Attorney General Carl Bethel.
By RASHAD ROLLE
Tribune Staff Reporter
ATTORNEY General Carl Bethel said his office is awaiting a report about an unlawful killing ruling at the Coroner’s Court last week to decide what happens next.
Five jurors found that a police officer killed Osworth Rolle, 22, on November 30, 2016 unlawfully.
Mr Bethel said yesterday: “The process involving the coroner’s finding is not yet completed. The Coroner’s Act requires that any report of a finding of the Coroner’s Court in a matter like this be sent to the Attorney General and the Attorney General will then determine whether it goes back to the coroner or otherwise and then, of course, whether to refer to it to the Director of Public Prosecutions. Pending that, the matter is not complete. We inquired into whether the report was ready last week and it was not and as of (Saturday) when I was in my office at my desk, it had not arrived at my office. As soon as the thing came out and we were alerted that a verdict had been reached, my office reached out and the report wasn’t ready as yet.”
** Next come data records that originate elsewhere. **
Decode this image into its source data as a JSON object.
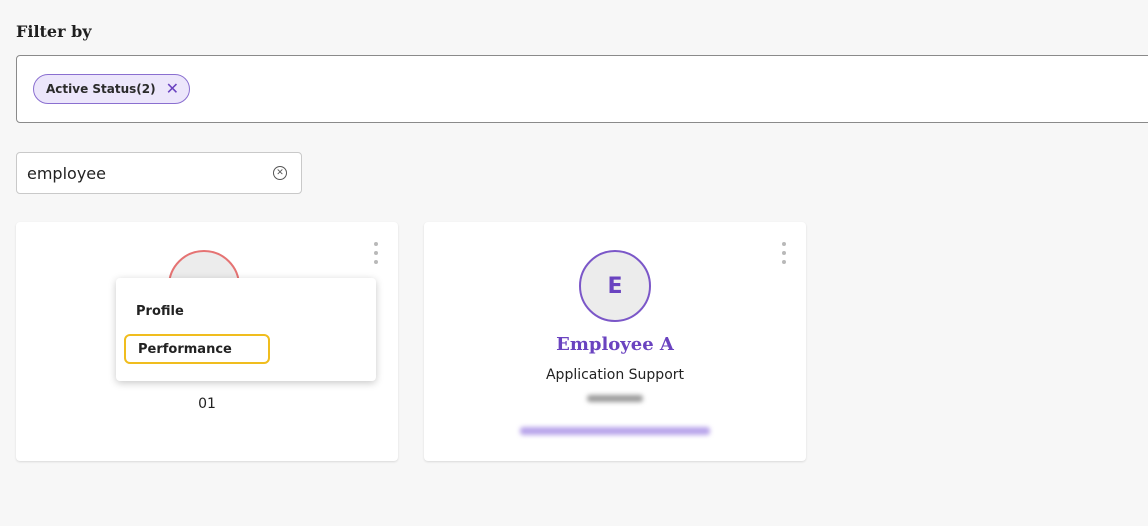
{
  "filter": {
    "label": "Filter by",
    "chips": [
      {
        "label": "Active Status(2)",
        "remove_icon": "close-icon"
      }
    ]
  },
  "search": {
    "value": "employee",
    "clear_icon": "circle-x-icon"
  },
  "cards": [
    {
      "id_text": "01",
      "avatar_ring_color": "#e57373",
      "menu": {
        "items": [
          {
            "label": "Profile"
          },
          {
            "label": "Performance",
            "highlighted": true
          }
        ]
      }
    },
    {
      "avatar_letter": "E",
      "name": "Employee A",
      "role": "Application Support",
      "avatar_ring_color": "#7b57c8"
    }
  ],
  "colors": {
    "accent": "#6a43c0",
    "chip_bg": "#ece6fb",
    "highlight": "#f0bd1e"
  }
}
The process involving unlawful killing rulings have confused some Bahamians who question why such findings aren’t in themselves conclusive.
Mr Bethel said: “Mistakes have been made at times so you have the scrutinising eye of the Attorney General on the matter and then a determination is made as to whether the finding can be validated. (The Coroner’s Court has) a smaller jury, it is dealing with it from a different perspective from a criminal court. The function of the Coroner’s Court is to have a factual determination about sudden deaths that occur, unexplained deaths, deaths in police custody or police shooting deaths, these sort of issues that raise the concerns of the public. It has only a preliminary fact-finding role.”
The officer responsible for the killing remains on active duty.
Last week Commissioner of Police Anthony Ferguson sidestepped calls for action to be taken against officers found to have carried out unlawful killings.
Instead, Commissioner Ferguson suggested it was not his role but rather Parliament’s to create protocols his force should follow when inquest juries find officers acted outside the law.
“The law,” Commissioner Ferguson told reporters, “mandates the commissioner to supervise the Royal Bahamas Police Force and at this stage the officer is on active duty and there is nothing that prevents him from being on active duty.”
Some lawyers believe officers in police-involved killings should be removed from street duty and should have their functions modified pending inquest findings. Such protocol exists in some other countries.
“It shouldn’t be that you kill Johnny on Monday and you back to work on Tuesday,” attorney Christina Galanos said in August after an officer received his second unlawful killing ruling in two months. “I don’t think any developed country operates like that.”
Defenders of the status quo note it could take years for an inquest to take place and even if a jury makes an unlawful killing finding, the director of public prosecutions may conclude insufficient evidence exists to pursue a criminal charge against an officer.
The Police Act gives the commissioner wide-ranging powers to create policies through force standing orders and to assign duties to officers as he sees fit, yet the police chief implied he has no power to change how such issues are handled.
“I think we have to respect the fact that we are a sovereign nation,” Commissioner Ferguson said. “We have a Parliament that makes laws. We will abide by the laws made by our Parliament.”
During last week’s inquest, the attorney for Rolle’s family, Romona Farquharson Seymour, urged jurors to consider that the police shooting was investigated by police officers, a point the coroner reiterated when she summed up the case. Bjorn Ferguson, who represented the officer who killed Rolle, has said it may be time for police shootings to be investigated by an independent party.